С горечью вспоминал он эти безответные приглашения. Только теперь, кажется, дошла до него вся
тревожная суть бодрых Васиных звонков. Овчаров первым заметил, как тонет их дружба, первым принимал спасательные меры. Пологов тоже ощущал смутную тревогу и пытался что-то предпринять, поправить, но…Однажды пригласил Васю к себе. В кругу молодых поэтов, художников Вася почувствовал себя неустойчиво, как-то одиноко. Он затруднялся войти в их разговор и испытывал ту неловкость, какую ощущает незагорелый человек, оказавшись на многолюдном пляже. Пологов заметил это, но поначалу не очень старался облегчить положение Васи, упиваясь тайной гордостью тщеславия: вот, мол, Вася, смотри, среди каких зубастых эрудитов я толкаюсь. Соперничаю и многих побеждаю. Вот как я вырос! Но такие мысли быстро ушли. Пологов слишком хорошо знал цену всем этим спорам и встречам, знал, что выйдя за порог, его друзья-приятели заговорят о нем и о его работах несколько иначе, что по-братски обнимая его у порога, некоторые из них держат за пазухой камушки. И поэтому так радостно для него было присутствие старого друга среди этих в общем неплохих, но сложных людей, чьи искренность и доброта подчас так и не могли проглянуть сквозь сигаретный дым и словесную пыль споров. Пологов ласкал Васю взглядом, весь вечер собирался подойти к нему, обнять и сказать ему что-нибудь простое и глубокое, как их прошлая дружба. Но так и не выбрал случая. Он немножко пожалел об этом, лишь когда все разошлись и он остался один. Но ради сохранения в себе хорошего духа постарался тут же стряхнуть маленькую неловкость. И опять нашлось достойное оправдание: вечер прошел недурно, хорошо посидели, Вася тоже остался доволен. Что еще надо?
…Сверху из приоткрытого окна однообразным мутным потоком лилась на Пологова бубнящая речь старухи.
Голос звучал не по-женски густо, назидательно, пророчески:
— …И все исчезает от гнева твоего, ибо ты сказал — и сделалось, ты повелел — и явилось. Все пришло из праха и ушло в прах… И нет ничего лучшего, как наслаждаться человеку делами своими; они — доля его, ибо кто приведет его воззреть на то, что будет после него?..
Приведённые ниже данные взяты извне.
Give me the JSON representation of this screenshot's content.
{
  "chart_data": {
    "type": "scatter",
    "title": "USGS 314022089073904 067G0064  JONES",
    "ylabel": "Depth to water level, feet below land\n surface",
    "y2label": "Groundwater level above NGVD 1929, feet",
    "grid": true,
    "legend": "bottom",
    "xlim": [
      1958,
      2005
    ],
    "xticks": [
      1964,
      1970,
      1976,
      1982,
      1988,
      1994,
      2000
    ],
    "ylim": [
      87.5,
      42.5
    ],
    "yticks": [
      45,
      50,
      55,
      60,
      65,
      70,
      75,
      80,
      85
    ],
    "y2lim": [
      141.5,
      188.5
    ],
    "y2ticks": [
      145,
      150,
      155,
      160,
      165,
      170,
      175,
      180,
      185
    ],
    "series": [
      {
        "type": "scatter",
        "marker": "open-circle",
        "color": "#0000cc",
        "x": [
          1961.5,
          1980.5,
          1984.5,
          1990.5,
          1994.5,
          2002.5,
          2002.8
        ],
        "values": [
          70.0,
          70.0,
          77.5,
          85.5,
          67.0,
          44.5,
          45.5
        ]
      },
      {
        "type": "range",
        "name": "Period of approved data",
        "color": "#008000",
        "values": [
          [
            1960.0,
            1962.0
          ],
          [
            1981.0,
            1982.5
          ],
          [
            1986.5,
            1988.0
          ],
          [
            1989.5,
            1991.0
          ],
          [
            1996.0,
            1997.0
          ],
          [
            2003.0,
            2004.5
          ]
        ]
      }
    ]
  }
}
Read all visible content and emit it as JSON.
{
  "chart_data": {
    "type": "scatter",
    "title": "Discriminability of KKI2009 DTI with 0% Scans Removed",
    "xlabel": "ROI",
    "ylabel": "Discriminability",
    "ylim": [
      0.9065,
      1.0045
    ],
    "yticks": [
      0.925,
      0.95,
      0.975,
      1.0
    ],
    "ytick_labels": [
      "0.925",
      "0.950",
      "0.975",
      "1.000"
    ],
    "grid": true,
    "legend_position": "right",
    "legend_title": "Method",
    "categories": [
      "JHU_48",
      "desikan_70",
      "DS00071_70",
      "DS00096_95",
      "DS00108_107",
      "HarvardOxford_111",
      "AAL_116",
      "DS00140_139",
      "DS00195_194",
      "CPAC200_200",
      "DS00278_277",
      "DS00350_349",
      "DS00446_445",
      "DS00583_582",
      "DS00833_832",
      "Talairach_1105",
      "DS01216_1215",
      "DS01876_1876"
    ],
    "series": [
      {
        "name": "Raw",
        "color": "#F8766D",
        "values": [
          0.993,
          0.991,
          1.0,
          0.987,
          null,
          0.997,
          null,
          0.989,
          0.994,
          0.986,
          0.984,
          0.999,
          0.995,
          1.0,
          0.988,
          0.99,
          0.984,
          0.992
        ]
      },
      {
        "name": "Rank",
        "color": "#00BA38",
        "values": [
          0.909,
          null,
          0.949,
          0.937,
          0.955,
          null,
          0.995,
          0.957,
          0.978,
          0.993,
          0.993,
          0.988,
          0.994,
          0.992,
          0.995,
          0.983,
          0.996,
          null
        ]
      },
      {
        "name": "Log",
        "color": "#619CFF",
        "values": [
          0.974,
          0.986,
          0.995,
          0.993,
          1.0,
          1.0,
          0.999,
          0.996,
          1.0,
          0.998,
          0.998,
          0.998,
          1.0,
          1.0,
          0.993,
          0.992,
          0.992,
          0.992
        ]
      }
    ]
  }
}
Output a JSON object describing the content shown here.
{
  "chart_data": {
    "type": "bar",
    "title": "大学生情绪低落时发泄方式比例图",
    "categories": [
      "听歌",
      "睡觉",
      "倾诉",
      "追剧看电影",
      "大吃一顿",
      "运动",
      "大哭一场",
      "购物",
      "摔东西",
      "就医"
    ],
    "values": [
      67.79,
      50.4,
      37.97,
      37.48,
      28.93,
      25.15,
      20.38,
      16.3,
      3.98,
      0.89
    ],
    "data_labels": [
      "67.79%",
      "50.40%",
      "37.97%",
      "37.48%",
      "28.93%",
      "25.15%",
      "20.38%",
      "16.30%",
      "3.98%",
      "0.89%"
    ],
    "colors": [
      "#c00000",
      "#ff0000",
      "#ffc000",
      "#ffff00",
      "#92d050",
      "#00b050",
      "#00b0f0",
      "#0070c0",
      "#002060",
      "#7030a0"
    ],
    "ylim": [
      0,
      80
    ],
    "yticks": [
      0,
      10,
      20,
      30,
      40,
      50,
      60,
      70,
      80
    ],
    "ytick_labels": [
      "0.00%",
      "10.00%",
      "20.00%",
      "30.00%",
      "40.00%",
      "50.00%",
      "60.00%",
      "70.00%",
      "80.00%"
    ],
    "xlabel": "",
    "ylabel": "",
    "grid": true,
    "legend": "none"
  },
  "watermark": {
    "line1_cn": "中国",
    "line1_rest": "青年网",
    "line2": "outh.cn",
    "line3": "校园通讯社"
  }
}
«Никто не приведет. Только дела наши. Да, да», — поддержал старуху Пологов, невольно и неожиданно встретив в ее бормотании какую-то высокую истину.
— Так, воздай ему, господи, по правде его…
«Да, да, воздай», — машинально поддакнул и как бы попросил Пологов, находя в словах старухи созвучие своему постоянному желанию солидарничать со всеми, кто намерен оказать какую-либо почесть Васе Овчарову. Старуха продолжала читать, втягивая Пологова в пустоту каких-то вялых, туповато-покорных мыслей.
Вдруг он резко встал, выдернул из кармана сигареты.
«Что со мной? Мистика какая-то…» — Ему показалось, что заботу о памяти друга он норовит передать в чужие руки.
Пологов подсел к мужикам, что курили на скамейке у плетня и тихонько рассуждали о жить-бытье.
— Високосный-то, он однобок. Если урожаем порадует, зато на людей навалится. Скоко за нонешний год померло народу…
Кто-то рассказал о богомольной старушенции Иванчихе, которой уже при жизни невесть откуда стало известно, что ей заказано место в раю. На тот свет она собиралась как к переселению в новую избу. Даже домашнюю утварь и скотинку приготовила.
— Дело известное: пусти бабу в рай, она и корову за собой потянет.
— А вот Николай Уторин не думал, не гадал, вмиг кончился. Пришел утром в конторку, сел путевки подписать, да и клюнулся в стол. Готов… Сердце, говорят…
— Какое те сердце! Ему и сорока не было… От давления он. — Уточнил черноглазый, похожий на цыгана парень, шофер местной автоколонны, видимо, Васин товарищ по работе.
— Ну а давление-то, по-твоему что? Это и есть сердце…
— Раньше по сто годов жили и не знали, что такое давление, — заговорил остроносый старичок, что сидел на дальнем конце скамейки. — А теперича чуть чего и сразу — «Невры! Давление!» Давят друг на друга люди-то, вот и давление получается.